Credit: Photograph by Charlie Jackson; license to use image; no changes were made.

Thankfully, the Red Lists will go a long way to helping solve issues such as the Hermann’s Tortoise and others. With the status of habitat degradation and species numbers being updated to show more accurate numbers, the country has a better chance at creating effective conversation policy.

Africa’s plan to beat the drought 

Africa, one of the world’s most populated regions, only second to Asia, is undoubtedly the driest continent on the planet. As a result of large areas of dry plains and massive drought, roughly 52 million people suffer from extreme hunger and living conditions. It has been estimated that 350,000 people from Ethiopia, Somalia, South Sudan and Sudan, have had to relocate due to drought and extreme weather conditions. 

Facing the potential disastrous effects of climate change and drought on the region, in 2007, a continent wide movement was created called the Great Green Wall. The aim has been to turn the drought riddled landscape of Africa into a luscious green environment, for both people and plant and animal species to thrive and enjoy.

The plan, like the great wall of China, was to create a wall of trees spanning over 4,000 miles across the continent. Unfortunately, planting trees across the Sahel was a huge failure, with no plants taking root and no communities of people to look after the plant life. Facing this failure, the Great Wall program turned into a much more effective and sustainable project, focusing on teaching sustainable land use.

In the regions of Niger and Burkina Faso, farmers have adopted traditional farming methods that encouraged water retention during the drier months of the year. Using these methods of agroforestry and crop planting, farmers have been able to sustain food production for close to three million people.

Credit: Photograph by Global Landscapes Forum; license to use image; no changes were made.

Exploring the world from home

Have you ever wanted to hike the Appalachian trail? Walk down the streets of Tokyo during Cherry Blossom season?

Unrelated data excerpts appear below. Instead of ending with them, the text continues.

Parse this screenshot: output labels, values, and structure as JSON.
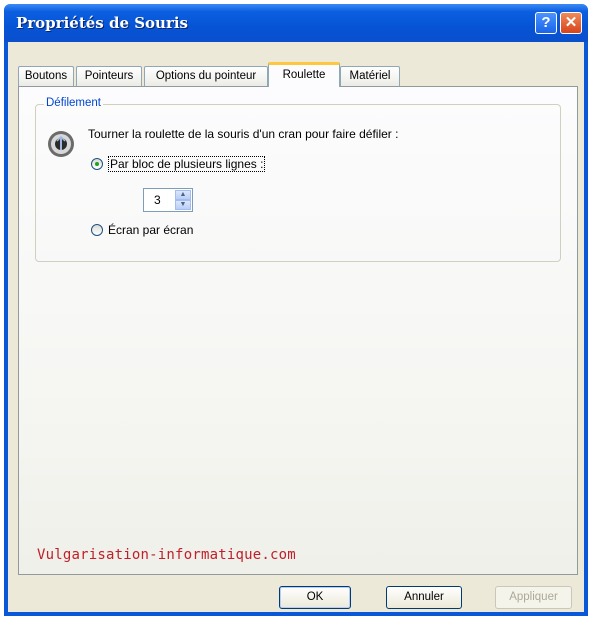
{
  "window": {
    "title": "Propriétés de Souris",
    "help_label": "?",
    "close_label": "✕"
  },
  "tabs": [
    {
      "label": "Boutons"
    },
    {
      "label": "Pointeurs"
    },
    {
      "label": "Options du pointeur"
    },
    {
      "label": "Roulette",
      "active": true
    },
    {
      "label": "Matériel"
    }
  ],
  "group": {
    "label": "Défilement",
    "icon": "mouse-wheel-icon",
    "description": "Tourner la roulette de la souris d'un cran pour faire défiler :",
    "option_lines": {
      "label": "Par bloc de plusieurs lignes :",
      "checked": true
    },
    "lines_value": "3",
    "option_screen": {
      "label": "Écran par écran",
      "checked": false
    }
  },
  "watermark": "Vulgarisation-informatique.com",
  "buttons": {
    "ok": "OK",
    "cancel": "Annuler",
    "apply": "Appliquer"
  },
  "colors": {
    "titlebar": "#0a58d8",
    "group_label": "#0046d5",
    "watermark": "#c0202a",
    "active_tab_accent": "#ffc83c"
  }
}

Go diving in the Great Barrier Reef? With Google Earth, an app available for iPhone and iPad, you can explore all the world has to offer from your couch. 

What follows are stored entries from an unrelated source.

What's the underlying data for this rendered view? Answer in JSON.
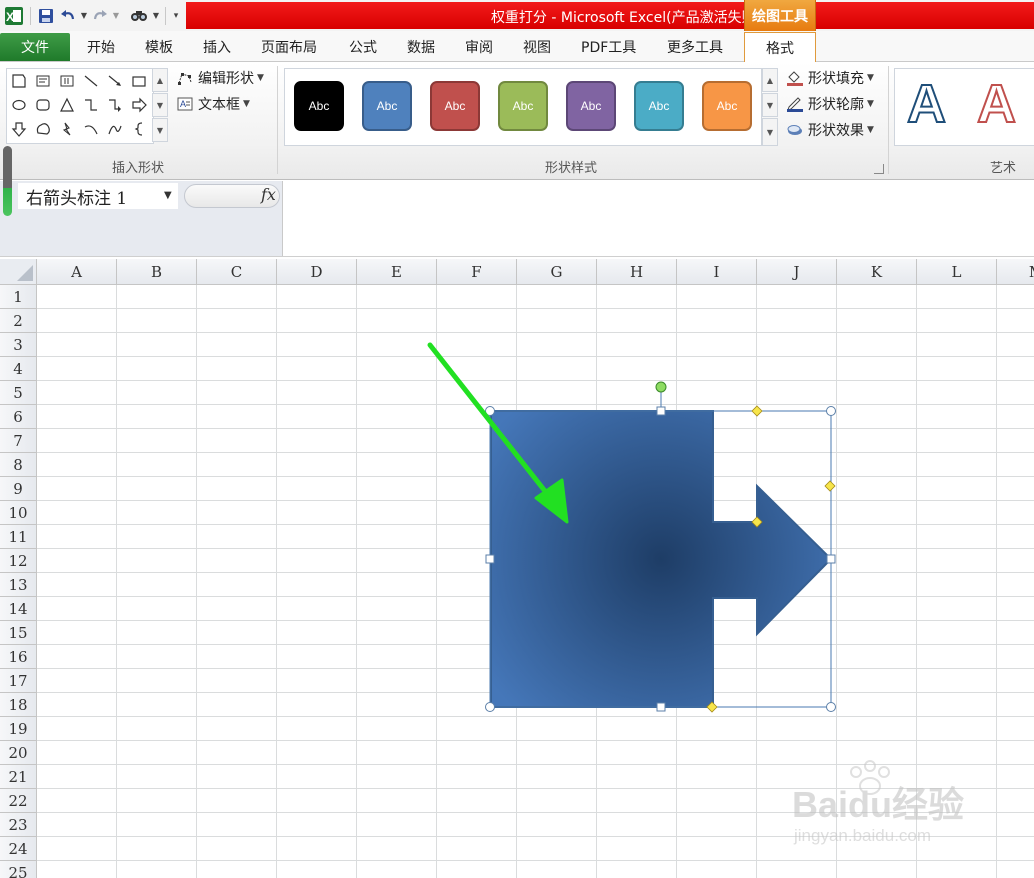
{
  "window": {
    "title": "权重打分 - Microsoft Excel(产品激活失败)",
    "context_tool": "绘图工具"
  },
  "quick_access": [
    "excel-logo-icon",
    "save-icon",
    "undo-icon",
    "redo-icon",
    "find-icon",
    "customize-qat-icon"
  ],
  "tabs": {
    "file": "文件",
    "items": [
      "开始",
      "模板",
      "插入",
      "页面布局",
      "公式",
      "数据",
      "审阅",
      "视图",
      "PDF工具",
      "更多工具"
    ],
    "active": "格式"
  },
  "ribbon": {
    "insert_shapes": {
      "label": "插入形状",
      "edit_shape": "编辑形状",
      "text_box": "文本框"
    },
    "shape_styles": {
      "label": "形状样式",
      "presets": [
        {
          "text": "Abc",
          "color": "#000000"
        },
        {
          "text": "Abc",
          "color": "#4f81bd"
        },
        {
          "text": "Abc",
          "color": "#c0504d"
        },
        {
          "text": "Abc",
          "color": "#9bbb59"
        },
        {
          "text": "Abc",
          "color": "#8064a2"
        },
        {
          "text": "Abc",
          "color": "#4bacc6"
        },
        {
          "text": "Abc",
          "color": "#f79646"
        }
      ],
      "fill": "形状填充",
      "outline": "形状轮廓",
      "effects": "形状效果"
    },
    "wordart": {
      "label": "艺术",
      "samples": [
        "A",
        "A"
      ]
    }
  },
  "formula_bar": {
    "name_box": "右箭头标注 1",
    "fx": "fx",
    "formula": ""
  },
  "sheet": {
    "columns": [
      "A",
      "B",
      "C",
      "D",
      "E",
      "F",
      "G",
      "H",
      "I",
      "J",
      "K",
      "L",
      "M"
    ],
    "rows": [
      "1",
      "2",
      "3",
      "4",
      "5",
      "6",
      "7",
      "8",
      "9",
      "10",
      "11",
      "12",
      "13",
      "14",
      "15",
      "16",
      "17",
      "18",
      "19",
      "20",
      "21",
      "22",
      "23",
      "24",
      "25"
    ]
  },
  "shape": {
    "type": "right-arrow-callout",
    "fill": "#4577b9",
    "fill_center": "#1e3d66",
    "outline": "#365f91"
  },
  "annotation": {
    "type": "arrow",
    "color": "#22e022"
  },
  "watermark": {
    "logo": "Baidu经验",
    "url": "jingyan.baidu.com"
  }
}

Coral reefs are home to approximately one to nine million species. While great for local tourism, diving can be severely damaging to the marine ecosystem of reefs. Studies have shown that damage such as coral breakage and disease is a result of frequent diving. 

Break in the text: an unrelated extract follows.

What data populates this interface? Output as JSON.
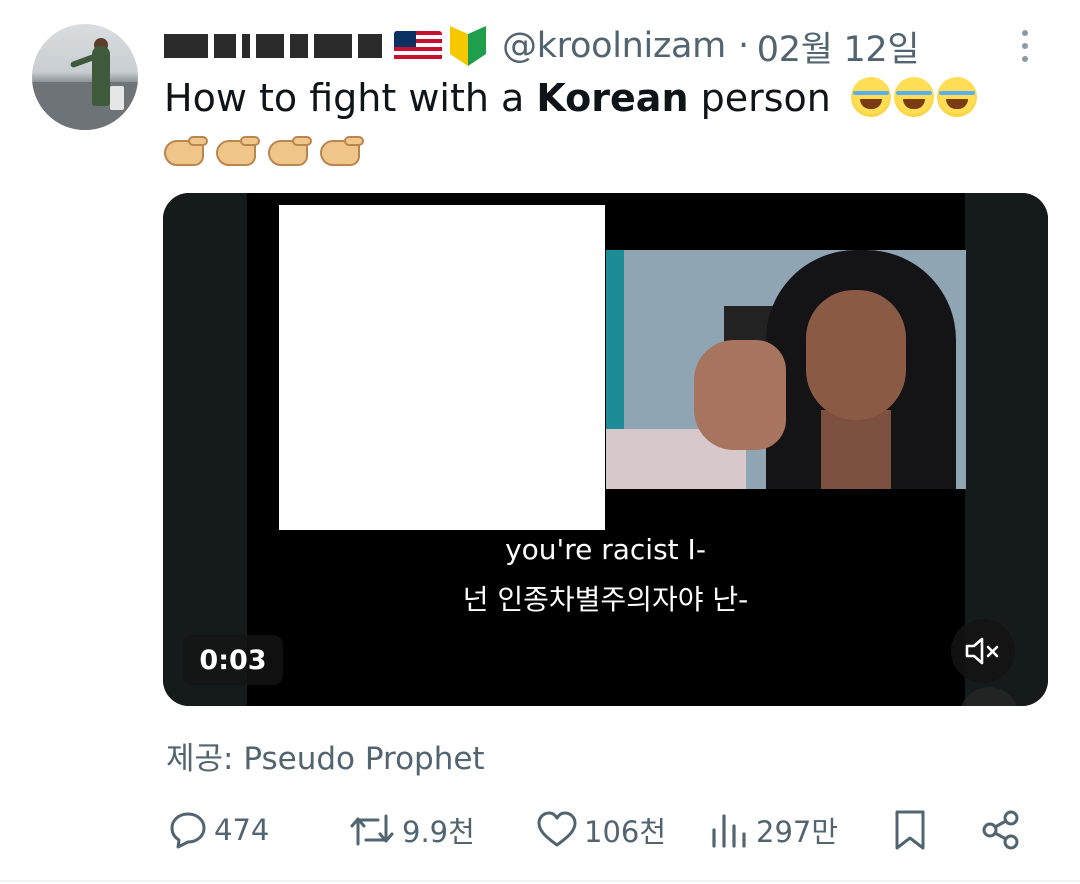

Whenever humans interact with the environment and ecosystems, we leave behind a footprint, one that is often damaging to the life in that area. Hiking in forested areas and along mountain trails leave behind litter, and tree and plant damage. Wildlife viewing in African countries can significantly impact animals. The presence of humans can often stress the animals, or disrupt natural animal ecosystems. 

The benefit of the Google Earth app is that you can explore every region, tourist attraction, beach, trail and town on the planet, all from the comfort of home. As a student, I don’t often have the money to travel as much as I would like. Using the app, I was able to walk through the Scottish highlands, dive in reefs around the world, stand on a mountain in a national park in Maine, as if I were there myself. Something like this is great for reducing the human footprint on the world’s natural environments.